A Very American Coup By Michael – Louis Ingram, Editor-in-Chief...
Super Bowl Stories
WASHINGTON (BASN) — There were four great stories entering the best day in NFL Football — Championship Sunday. There was the loud, boisterous rookie coach with the talented rookie quarterback — Rex Ryan and Mark Sanchez of the New York Jets.
The Jets literally backed into the playoffs when the Indianapolis Colts, on the order of team president Bill Polian, pulled their starters in Week 16 and let the Jets win, while Peyton Manning and the rest of the starting unit silently fumed on the sidelines as they watched their chance at a perfect 19-0 season slip away.
The Colts, after tossing aside a chance at immortality, not to mention making the 1972 Miami Dolphins put away those champagne bottles once and for all, had to make it to the Super Bowl to justify the decision.
Also led by a rookie head coach, Jim Caldwell, the Colts already have one Super Bowl ring, but need another to help cement their legacy, and to give Manning more hardware in the “Who’s better – Manning vs. Brady” debate.
On the NFC Side, there was Drew Brees, Reggie Bush and the New Orleans Saints, who have never been to a Super Bowl. The Saints are more than a team; they are the soul of a city still ravaged by the devastation of Hurricane Katrina.
The team once known as the “Aints” was once such a model of mediocrity, their fans used to show up at the stadium with paper bags over their heads. But this season, the Saints have had the kind of success that has made them a source of tremendous pride in a city still rebuilding, still recovering, and looking for hope wherever they can find it.
And the final story on Championship Sunday was old No. 4, 40-year-old Brett Favre, who is having possibly the best season of his career. Favre left the Green Bay Packers for one awkward, ill-fitted season with the New York Jets, but finally has a second home with the Minnesota Vikings; a team perfectly suited for his talents.
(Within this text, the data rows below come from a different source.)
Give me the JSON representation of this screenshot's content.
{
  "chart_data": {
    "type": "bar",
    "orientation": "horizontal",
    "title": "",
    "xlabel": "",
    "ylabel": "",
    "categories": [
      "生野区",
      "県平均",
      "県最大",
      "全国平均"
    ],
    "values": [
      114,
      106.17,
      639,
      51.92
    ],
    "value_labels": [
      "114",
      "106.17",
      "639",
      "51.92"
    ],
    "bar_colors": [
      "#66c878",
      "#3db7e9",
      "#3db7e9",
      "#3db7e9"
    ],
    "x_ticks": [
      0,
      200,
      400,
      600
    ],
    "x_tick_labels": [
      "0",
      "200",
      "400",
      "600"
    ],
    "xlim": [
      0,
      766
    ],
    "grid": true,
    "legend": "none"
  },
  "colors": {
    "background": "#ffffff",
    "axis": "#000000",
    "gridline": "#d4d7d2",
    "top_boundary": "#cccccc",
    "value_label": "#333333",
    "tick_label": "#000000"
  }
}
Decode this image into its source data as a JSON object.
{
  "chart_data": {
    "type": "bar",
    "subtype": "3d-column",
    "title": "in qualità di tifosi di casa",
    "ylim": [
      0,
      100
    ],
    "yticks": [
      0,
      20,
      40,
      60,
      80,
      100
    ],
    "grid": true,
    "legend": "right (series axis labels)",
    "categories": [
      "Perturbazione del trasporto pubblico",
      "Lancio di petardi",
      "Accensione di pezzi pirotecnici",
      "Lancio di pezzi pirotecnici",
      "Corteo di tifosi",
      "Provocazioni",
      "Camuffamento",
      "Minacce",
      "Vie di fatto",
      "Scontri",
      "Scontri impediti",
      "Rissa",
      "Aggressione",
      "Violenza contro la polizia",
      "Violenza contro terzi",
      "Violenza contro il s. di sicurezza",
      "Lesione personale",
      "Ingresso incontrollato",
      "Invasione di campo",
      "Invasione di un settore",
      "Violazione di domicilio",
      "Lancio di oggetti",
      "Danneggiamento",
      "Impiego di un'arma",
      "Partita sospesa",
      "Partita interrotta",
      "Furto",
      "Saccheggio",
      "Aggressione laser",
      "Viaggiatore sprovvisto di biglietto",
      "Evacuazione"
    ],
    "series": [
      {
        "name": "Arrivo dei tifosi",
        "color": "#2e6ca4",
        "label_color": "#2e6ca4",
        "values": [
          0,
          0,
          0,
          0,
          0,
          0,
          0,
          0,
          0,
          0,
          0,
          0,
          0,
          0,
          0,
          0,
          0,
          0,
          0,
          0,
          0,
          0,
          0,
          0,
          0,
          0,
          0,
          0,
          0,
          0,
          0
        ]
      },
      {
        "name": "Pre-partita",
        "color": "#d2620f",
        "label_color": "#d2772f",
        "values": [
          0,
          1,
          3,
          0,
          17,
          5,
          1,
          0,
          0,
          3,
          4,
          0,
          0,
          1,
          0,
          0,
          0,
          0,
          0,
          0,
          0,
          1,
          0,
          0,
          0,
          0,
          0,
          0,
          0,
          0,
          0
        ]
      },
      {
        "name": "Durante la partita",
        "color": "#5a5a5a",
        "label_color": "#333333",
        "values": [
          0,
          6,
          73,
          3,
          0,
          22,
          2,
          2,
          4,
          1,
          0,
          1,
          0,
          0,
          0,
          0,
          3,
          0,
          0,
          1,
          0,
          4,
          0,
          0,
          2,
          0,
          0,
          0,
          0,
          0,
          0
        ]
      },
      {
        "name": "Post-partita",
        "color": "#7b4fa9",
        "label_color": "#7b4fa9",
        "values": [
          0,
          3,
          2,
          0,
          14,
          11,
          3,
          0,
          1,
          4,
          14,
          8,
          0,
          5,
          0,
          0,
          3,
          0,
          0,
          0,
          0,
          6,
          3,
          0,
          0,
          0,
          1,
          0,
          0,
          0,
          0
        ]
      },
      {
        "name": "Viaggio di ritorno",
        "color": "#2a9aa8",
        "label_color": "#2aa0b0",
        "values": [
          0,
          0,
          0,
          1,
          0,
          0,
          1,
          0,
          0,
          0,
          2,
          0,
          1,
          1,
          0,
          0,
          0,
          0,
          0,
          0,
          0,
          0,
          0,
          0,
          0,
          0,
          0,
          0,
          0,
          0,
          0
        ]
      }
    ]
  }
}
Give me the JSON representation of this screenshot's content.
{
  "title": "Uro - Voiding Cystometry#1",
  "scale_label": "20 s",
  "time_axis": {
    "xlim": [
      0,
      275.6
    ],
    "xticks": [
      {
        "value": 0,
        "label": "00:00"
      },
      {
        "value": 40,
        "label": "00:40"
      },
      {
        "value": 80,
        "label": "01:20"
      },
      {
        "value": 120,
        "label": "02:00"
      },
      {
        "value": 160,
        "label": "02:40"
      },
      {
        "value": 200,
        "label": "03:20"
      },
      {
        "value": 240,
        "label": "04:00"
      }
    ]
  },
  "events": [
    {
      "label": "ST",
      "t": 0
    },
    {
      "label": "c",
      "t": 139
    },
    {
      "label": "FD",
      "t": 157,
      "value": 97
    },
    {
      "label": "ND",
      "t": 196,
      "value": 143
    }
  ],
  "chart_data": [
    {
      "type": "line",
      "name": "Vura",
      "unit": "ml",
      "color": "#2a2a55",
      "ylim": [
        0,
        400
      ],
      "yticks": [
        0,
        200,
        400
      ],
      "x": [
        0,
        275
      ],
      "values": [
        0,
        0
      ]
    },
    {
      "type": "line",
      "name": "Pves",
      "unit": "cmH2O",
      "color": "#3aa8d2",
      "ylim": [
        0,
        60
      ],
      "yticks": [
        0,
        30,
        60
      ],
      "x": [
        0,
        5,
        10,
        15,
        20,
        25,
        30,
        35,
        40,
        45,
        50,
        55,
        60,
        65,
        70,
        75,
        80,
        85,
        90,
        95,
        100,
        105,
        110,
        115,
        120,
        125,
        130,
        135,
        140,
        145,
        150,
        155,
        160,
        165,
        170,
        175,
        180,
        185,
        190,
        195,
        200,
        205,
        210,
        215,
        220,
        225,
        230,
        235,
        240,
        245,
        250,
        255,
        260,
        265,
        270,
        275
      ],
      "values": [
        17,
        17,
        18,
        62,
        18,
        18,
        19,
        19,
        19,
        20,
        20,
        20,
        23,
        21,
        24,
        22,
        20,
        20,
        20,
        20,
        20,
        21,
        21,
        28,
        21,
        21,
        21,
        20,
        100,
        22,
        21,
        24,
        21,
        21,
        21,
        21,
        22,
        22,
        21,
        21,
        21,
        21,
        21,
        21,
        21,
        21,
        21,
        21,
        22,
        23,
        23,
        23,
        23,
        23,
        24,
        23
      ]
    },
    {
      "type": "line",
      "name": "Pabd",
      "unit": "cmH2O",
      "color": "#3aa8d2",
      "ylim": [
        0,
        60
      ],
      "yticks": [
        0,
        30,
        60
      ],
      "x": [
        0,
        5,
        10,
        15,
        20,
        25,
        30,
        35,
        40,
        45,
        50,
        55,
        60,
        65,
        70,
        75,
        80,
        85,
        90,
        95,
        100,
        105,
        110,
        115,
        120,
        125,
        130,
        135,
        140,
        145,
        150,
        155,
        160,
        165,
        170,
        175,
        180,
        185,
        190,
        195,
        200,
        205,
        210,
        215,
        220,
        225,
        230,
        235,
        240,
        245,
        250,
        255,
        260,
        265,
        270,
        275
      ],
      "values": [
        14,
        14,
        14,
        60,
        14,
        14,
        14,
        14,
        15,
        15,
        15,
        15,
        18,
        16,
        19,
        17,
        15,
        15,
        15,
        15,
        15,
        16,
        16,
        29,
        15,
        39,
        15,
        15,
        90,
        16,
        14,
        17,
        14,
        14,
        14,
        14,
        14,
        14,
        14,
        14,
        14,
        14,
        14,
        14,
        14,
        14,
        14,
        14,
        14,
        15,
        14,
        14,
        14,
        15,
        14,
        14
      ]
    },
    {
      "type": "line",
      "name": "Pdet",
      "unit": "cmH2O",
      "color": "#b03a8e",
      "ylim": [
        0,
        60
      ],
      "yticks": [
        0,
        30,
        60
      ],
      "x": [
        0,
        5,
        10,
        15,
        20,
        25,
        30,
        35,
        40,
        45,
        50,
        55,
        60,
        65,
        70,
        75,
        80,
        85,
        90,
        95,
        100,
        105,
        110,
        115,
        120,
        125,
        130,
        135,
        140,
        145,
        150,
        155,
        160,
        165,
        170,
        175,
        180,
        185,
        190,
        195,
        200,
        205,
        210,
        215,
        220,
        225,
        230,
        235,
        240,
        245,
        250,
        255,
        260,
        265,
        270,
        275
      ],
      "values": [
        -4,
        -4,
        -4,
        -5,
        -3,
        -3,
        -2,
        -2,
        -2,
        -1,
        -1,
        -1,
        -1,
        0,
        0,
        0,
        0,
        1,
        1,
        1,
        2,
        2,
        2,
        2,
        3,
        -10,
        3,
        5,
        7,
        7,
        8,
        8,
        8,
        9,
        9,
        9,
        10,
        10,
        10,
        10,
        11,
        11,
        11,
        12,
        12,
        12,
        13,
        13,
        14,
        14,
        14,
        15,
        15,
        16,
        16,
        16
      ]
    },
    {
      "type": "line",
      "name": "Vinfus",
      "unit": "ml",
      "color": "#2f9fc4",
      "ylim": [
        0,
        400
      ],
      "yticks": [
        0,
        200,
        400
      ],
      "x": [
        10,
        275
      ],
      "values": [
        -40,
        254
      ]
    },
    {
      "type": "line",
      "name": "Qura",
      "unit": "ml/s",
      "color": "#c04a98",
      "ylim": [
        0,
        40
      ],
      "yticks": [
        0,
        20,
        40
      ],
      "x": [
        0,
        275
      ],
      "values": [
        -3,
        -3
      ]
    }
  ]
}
Favre delayed his retirement for a second chance at a Super Bowl, with quite possibly the best team he has ever played with. Making it to the big game would vindicate him from all the haters who grew weary of his will-he-or-won’t-he retire dance, and prove to the Packers management that they moved on from him to Aaron Rodgers a little bit too soon.
Then, finally, it was game time, and the two number one seeds prevailed, with the Colts defeating the Jets 30-17, and the Saints topping the Vikings in overtime, 31-28.
Despite early pressure from the blitzing Jets defense, Manning recovered quickly and led his team with his usual machine-like precision, throwing three touchdown passes on 26-of-39 for 377 yards.
Manning became the only player in NFL history with seven post season games where he racked up more than 300 yards passing.
Caldwell becomes the fifth rookie head coach to make it to a Super Bowl.
In the more closely contested NFC game, the Vikings blew their chances at the Super Bowl with a mistake riddled performance, including nine fumbles and two picks, including one in the final minute of regulation by Favre that seemed to seal the Vikings fate even before the overtime period.
The Saints will play in their first-ever Super Bowl. Manning and the Colts will go after another Lombardi Trophy. Favre will go home, and the media will begin the incessant Favre retirement watch the minute a new Super Bowl champ is crowned in two weeks, if not sooner.
The Jets will learn a few lessons, and will come back better than ever next season.
The story lines have already begun – starting with Manning facing his father’s old team in a city that has never seen a Lombardi Trophy. I love the Saint’s story and their historic rise from the days of the “Ain’ts” and Hurricane Katrina.
But I’m going with the Colts to win by a touchdown.